Dicladispa testacea, also known as the prickly rockrose leaf beetle, is a species of leaf beetle.

== Description ==
Dicladispa testacea is a brownish orange beetle, with an exoskeleton covered in black spines. Mature individuals can reach a length of around 5mm long. This species produces yellowish-white, oval-shaped eggs. The female beetle bores a hole into the underside of a host plant leaf, where it will then lay up to two eggs. The larvae of Dicladispa testacea are herbivorous, feeding on the leaves of the host plant and producing leaf mines.

== Distribution ==
Dicladispa testacea is distributed across much of Europe and the eastern Mediterranean.
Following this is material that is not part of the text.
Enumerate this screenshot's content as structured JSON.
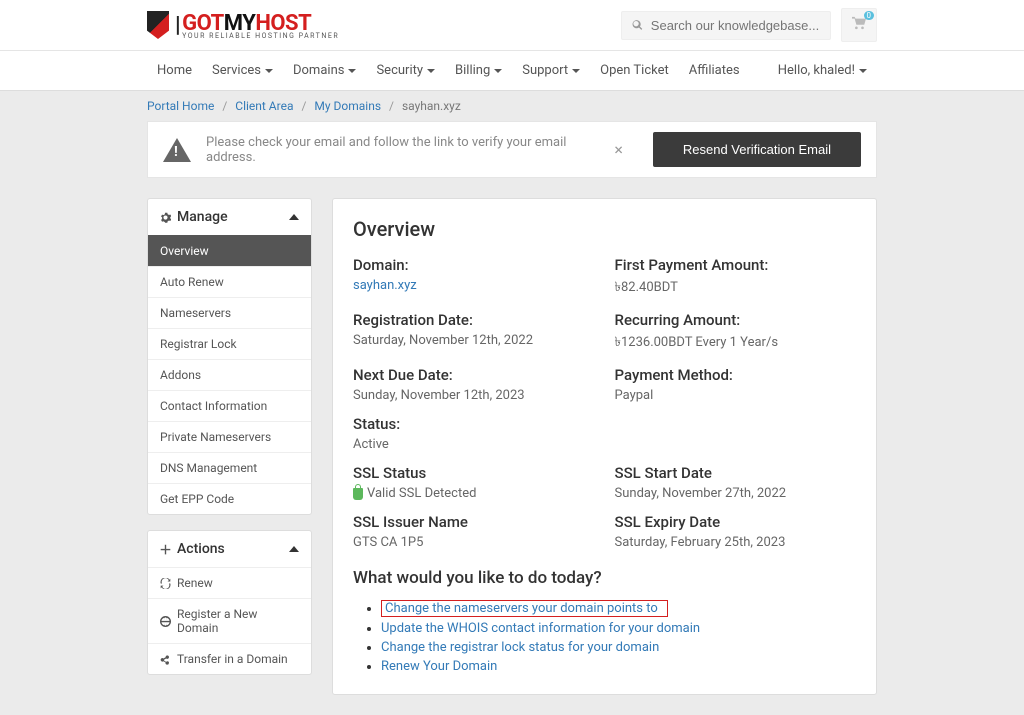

In Europe the species has been recorded to live in Albania, Bulgaria, Croatia, France, Greece, Italy, Portugal, Spain, Switzerland, Serbia and Montenegro, the United Kingdom and Turkey. In Asia the species has been recorded to live in Cyprus, Israel, Lebanon, Syria and Turkey. In North Africa the species has been recorded to live in Algeria, Morocco and Tunisia.

== Habitat ==
Dicladispa testacea is monophagous, feeding exclusively on plants within the family Cistaceae, particularly species within the genus Cistus and Helianthemum. This species can occasionally be found inhabiting gardens where its host plants are cultivated for ornamental purposes.